To be purposeful, systematic, and enduring – this is the recipe for success. Ask Anders Ericsson, Professor of Psychology at Florida State University, who literally wrote the book on high achievement.
Coaches can use powerlifting, or strength training in general, as the platform to teach that approach. In doing so, they should be explicit about transferring that process into other areas of life: business, relationships, the general rigors of day-to-day operations. If we successfully teach for transfer, we will be equipping our student-athletes with tools of success for a lifetime.
And if we can take a step back and apply these lessons to our own lives, coaches, we’d be far better off.
So as we set our sights high for the coming year, we should look closely at ourselves, and look low, toward the bedrock concepts. Look at your habits. How well did you sleep in 2018? How well did you treat your body? Before you commit to a new diet plan, what are your habits of mind? Here again, we find a wonderful opportunity to use training as a metaphor.
Compensation patterns occur in the body when a weakness, injury, or poor technique occurs. For instance, if we have an injury to our tibialis anterior, the posterior chain will compensate, beginning with the glutes, so that we can perform the movement without aggravating the issue. To put it simply, when there is an issue or injury, stronger parts of the body compensate for that issue so the body can perform the desired movement.
It’s an incredible design. If we didn’t have this incredibly complex kinetic chain, we wouldn’t be able to function. If operations of the body were more static, a tweaked hamstring would shut down the entire system, like a broken or missing gear in a clock. Instead, we develop compensation patterns. They allow time for the issue to correct itself, at which point it would be optimal to properly realign the human vehicle so no area is stressed unnecessarily more than another.
The problems occur when an issue nags. When subtle concerns in the chain arise but go unaddressed, the compensatory mechanism becomes so strong that movement itself is thrown off. Imagine a squatter with the compensation pattern mentioned above.
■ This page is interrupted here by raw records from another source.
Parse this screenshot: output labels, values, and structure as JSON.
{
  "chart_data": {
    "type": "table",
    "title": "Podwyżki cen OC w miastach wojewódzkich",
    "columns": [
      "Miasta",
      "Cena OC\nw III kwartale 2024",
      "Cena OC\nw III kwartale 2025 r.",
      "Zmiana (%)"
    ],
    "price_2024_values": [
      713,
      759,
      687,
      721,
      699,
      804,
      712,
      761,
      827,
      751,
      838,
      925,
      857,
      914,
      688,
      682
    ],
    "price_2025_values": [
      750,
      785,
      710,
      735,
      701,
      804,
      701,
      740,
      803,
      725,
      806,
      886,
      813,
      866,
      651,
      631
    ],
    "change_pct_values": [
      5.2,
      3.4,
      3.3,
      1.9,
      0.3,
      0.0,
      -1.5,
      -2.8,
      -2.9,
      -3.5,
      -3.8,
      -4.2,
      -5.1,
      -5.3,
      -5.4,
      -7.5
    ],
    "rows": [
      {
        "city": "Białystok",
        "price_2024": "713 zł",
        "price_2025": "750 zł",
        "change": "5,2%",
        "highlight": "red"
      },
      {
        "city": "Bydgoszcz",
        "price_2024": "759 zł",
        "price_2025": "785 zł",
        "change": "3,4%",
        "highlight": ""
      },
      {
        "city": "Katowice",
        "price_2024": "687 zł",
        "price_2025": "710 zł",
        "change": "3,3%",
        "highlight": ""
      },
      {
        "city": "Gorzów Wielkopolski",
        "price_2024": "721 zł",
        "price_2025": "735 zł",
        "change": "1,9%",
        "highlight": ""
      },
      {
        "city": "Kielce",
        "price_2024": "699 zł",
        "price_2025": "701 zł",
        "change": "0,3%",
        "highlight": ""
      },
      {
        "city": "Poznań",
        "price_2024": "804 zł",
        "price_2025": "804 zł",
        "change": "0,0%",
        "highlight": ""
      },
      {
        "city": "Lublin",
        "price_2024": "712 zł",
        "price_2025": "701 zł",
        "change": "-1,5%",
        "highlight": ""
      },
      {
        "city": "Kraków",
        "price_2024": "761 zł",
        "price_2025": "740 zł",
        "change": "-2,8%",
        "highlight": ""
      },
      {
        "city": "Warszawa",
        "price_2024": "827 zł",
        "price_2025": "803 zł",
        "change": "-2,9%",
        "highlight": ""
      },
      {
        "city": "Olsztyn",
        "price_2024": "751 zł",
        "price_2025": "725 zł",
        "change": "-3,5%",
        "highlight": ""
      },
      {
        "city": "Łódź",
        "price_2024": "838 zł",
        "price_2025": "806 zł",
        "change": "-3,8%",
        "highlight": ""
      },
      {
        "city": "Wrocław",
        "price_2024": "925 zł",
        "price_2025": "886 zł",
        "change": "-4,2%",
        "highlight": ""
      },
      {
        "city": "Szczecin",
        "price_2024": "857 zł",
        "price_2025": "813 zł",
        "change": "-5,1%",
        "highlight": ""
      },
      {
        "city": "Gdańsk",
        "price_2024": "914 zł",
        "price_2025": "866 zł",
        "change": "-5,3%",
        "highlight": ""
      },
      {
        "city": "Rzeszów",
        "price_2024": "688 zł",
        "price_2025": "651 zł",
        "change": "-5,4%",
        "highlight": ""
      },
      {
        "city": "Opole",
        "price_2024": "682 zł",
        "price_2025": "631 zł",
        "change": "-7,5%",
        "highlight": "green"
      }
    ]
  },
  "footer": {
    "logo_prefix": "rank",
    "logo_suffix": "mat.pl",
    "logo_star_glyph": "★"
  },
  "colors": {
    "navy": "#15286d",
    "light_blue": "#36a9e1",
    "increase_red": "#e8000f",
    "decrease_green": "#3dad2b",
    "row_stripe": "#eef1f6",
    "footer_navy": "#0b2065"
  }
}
His glutes can carry some of the load, but what happens when they bear so much of the burden that they too become injured? Now there are multiple weak links in the chain, including a neuromuscular activation issue, and the body isn’t quite sure how to compensate without risking further injury. The system breaks down.
That’s our lives. If we ignore our issues, no matter how small, and develop compensation patterns around them, then our potential is limited. So address the small things.
If you have a bad habit of going on social media for thirty minutes before bed and find that it is slowly chipping away at the quantity and quality of your sleep, then stop. If it’s bad snacking habits, then cut out the Snickers bar. If you have a messy apartment, then clean it. Or make the time-cost decision to hire someone else to clean it. Either way, recognize the problem, and address it.
Getting off social media before bedtime isn’t as sexy as crushing a new deadlift record, reading a book a day, or traveling to every continent in the coming year, but it just might make a difference in your quality of life – improving our quality of life, after all, is what we’re all really after.
You never know what the results of these small habits might be. Maybe nothing. There’s no guaranteed success if you do them, no absolute failure if you don’t. But it’s safe to assume that you stack the deck in your favor one way or another as the subtle impact of those habits accrues over time.
If you’re not sure where to start, examine your compensation patters. Do you explain your way out of certain things more than others? Is there a reason you’re always late? Are Uber and Lyft both plotting against you? I bet there are small, subtle habits that might be worth examining.
Once you’ve identified where you want to work, think like a powerlifter: 1) Be Consistent, 2) Be Efficient, 3) Be Well, 4) Be Willing to Delay Gratification, and 5) Design Intelligently and Listen to Feedback.
And as always, in the coming year, Start Fast, Stay Focused, and Finish Strong.